To appreciate the revealing error, you must understand that the process of printing with inked pieces of metal type is messy. In letterpress printing, ink is rolled onto type using rollers or inkballs. In typewriters, letters are inked individually or the ink is pressed onto the page through an ink soaked ribbon. The result in both cases is letterforms that are slightly deformed due to irregular application of ink to type, globbing of the ink, the rough texture of the paper, and the splattering of ink across the page when the type hits the page. In part to prevent confusion due to these errors, typewriter typefaces employ exaggerated serifs to make each letter's form more distinct and resistant to distortion and noise.

However, on a computer screen or on a modern printer, letterforms are perfectly reproduced. Printers and screens build letters out of patterns of dots in tiny grids. The dots making up letters are precisely placed and microscopic. Screen don't splatter ink. In order to present an accurate typewriter font on screen or to be printed by a modern printer, font designers must also represent the types of errors that typewriters would make. You can see the messiness clearly in typewriter font samples.

Pangrams in a typewriter font

However, just as the sloppiness of typewritten documents reveals the typewriters that produced it, the computer reproduction of that error introduces another revealing mistake. While most letterforms produced by a typewriter are malformed, they are uniquely malformed. Like snowflakes, each letter printed by a typewriter is subtly different for every other letter. The computer reveals itself by reproducing the same messiness of a letterform each time it is reproduced.

A typewriter might produce the first o; in fact, a real typewriter was probably the source of that letterform. But no typewriter would produce that o identically twice. That takes a computer. To be very convincing, a typewriter font would need to produce different versions of each character or to distort them randomly. I've been told that there are now fonts that do exactly this.

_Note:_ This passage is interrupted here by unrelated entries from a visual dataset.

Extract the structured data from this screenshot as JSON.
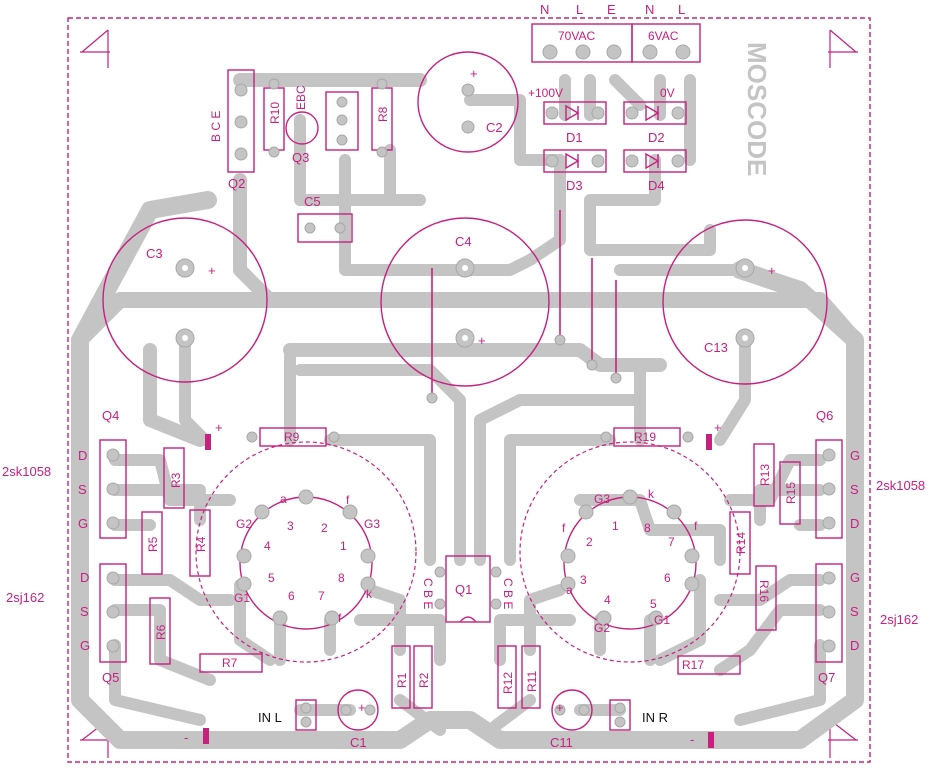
{
  "board": {
    "logo": "MOSCODE",
    "mains_labels": [
      "N",
      "L",
      "E",
      "N",
      "L"
    ],
    "conn_70vac": "70VAC",
    "conn_6vac": "6VAC",
    "v_plus100": "+100V",
    "v_0": "0V",
    "plus": "+",
    "minus": "-"
  },
  "components": {
    "c2": "C2",
    "c3": "C3",
    "c4": "C4",
    "c5": "C5",
    "c13": "C13",
    "c1": "C1",
    "c11": "C11",
    "d1": "D1",
    "d2": "D2",
    "d3": "D3",
    "d4": "D4",
    "q1": "Q1",
    "q2": "Q2",
    "q3": "Q3",
    "q4": "Q4",
    "q5": "Q5",
    "q6": "Q6",
    "q7": "Q7",
    "r1": "R1",
    "r2": "R2",
    "r3": "R3",
    "r4": "R4",
    "r5": "R5",
    "r6": "R6",
    "r7": "R7",
    "r8": "R8",
    "r9": "R9",
    "r10": "R10",
    "r11": "R11",
    "r12": "R12",
    "r13": "R13",
    "r14": "R14",
    "r15": "R15",
    "r16": "R16",
    "r17": "R17",
    "r19": "R19"
  },
  "pins": {
    "bce": "B C E",
    "ebc": "EBC",
    "cbe": "C B E",
    "d": "D",
    "s": "S",
    "g": "G"
  },
  "parts": {
    "mosfet_n": "2sk1058",
    "mosfet_p": "2sj162"
  },
  "inputs": {
    "in_l": "IN L",
    "in_r": "IN R"
  },
  "tube_left": {
    "pins": [
      "a",
      "3",
      "2",
      "f",
      "G2",
      "4",
      "1",
      "G3",
      "5",
      "8",
      "G1",
      "6",
      "7",
      "k",
      "f"
    ]
  },
  "tube_right": {
    "pins": [
      "G3",
      "k",
      "f",
      "1",
      "8",
      "f",
      "2",
      "7",
      "a",
      "3",
      "6",
      "4",
      "5",
      "G2",
      "G1"
    ]
  }
}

While the imperfections of the typewritten characters reveals a typewriter, the reproduction of these errors with perfect verisimilitude reveals a computer. In the process of trying to emulate the errors created by a typewriter, the computer commits a new error and reveals the whole process.

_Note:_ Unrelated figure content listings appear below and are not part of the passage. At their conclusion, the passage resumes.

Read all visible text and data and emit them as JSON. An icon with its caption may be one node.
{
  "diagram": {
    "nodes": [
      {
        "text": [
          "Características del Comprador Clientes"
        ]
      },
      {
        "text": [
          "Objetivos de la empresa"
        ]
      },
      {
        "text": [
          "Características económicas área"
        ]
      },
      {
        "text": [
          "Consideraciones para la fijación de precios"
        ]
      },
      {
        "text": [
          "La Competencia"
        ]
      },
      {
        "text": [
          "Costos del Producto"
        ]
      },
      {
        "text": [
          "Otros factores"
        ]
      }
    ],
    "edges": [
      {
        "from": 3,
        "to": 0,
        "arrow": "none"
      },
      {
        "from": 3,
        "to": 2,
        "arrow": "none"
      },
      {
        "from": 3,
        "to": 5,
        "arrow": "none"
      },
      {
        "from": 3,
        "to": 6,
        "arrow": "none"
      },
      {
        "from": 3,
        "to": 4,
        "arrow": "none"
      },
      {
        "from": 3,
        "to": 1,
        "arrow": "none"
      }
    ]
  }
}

Technology-Assisted Deception Posted Thu, 18 Oct 2007

When I told a friend about this project, she (let's call her Alice) told me a story.

Alice lives a major city with fairly good cell coverage, except for a long tunnel that goes underground. Alice often gets calls from her mom. Alice likes her mom, of course, no problems there, but, as we all do, finds long phone calls with her a bit trying. So often when she's on the phone with her mom, Alice will say "Oops, sorry mom, got to go into the tunnel now!" Even when she's not going into the tunnel.

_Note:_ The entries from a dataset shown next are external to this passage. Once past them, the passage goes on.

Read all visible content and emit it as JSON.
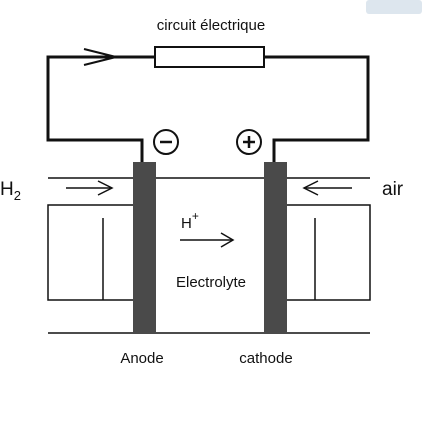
{
  "labels": {
    "circuit": "circuit électrique",
    "h2_base": "H",
    "h2_sub": "2",
    "air": "air",
    "h_plus_base": "H",
    "h_plus_sup": "+",
    "electrolyte": "Electrolyte",
    "anode": "Anode",
    "cathode": "cathode",
    "minus": "−",
    "plus": "+"
  },
  "colors": {
    "line": "#111111",
    "electrode": "#4a4a4a",
    "corner_tab": "#dde6ee"
  }
}
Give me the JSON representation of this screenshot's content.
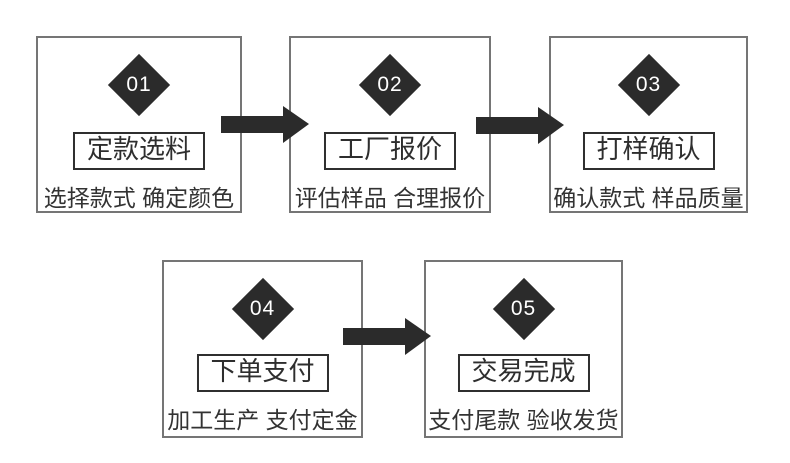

This is a lie that new technology makes possible. But it only makes it possible because there are known failures in the technology. If we only had old landline phones, you'd never be able to claim such a thing -- landline phones don't randomly stop working. And if we had perfect cell coverage, it similarly wouldn't make sense. But since the technology only half-works, the unfinished space can be used for very human forms of deception.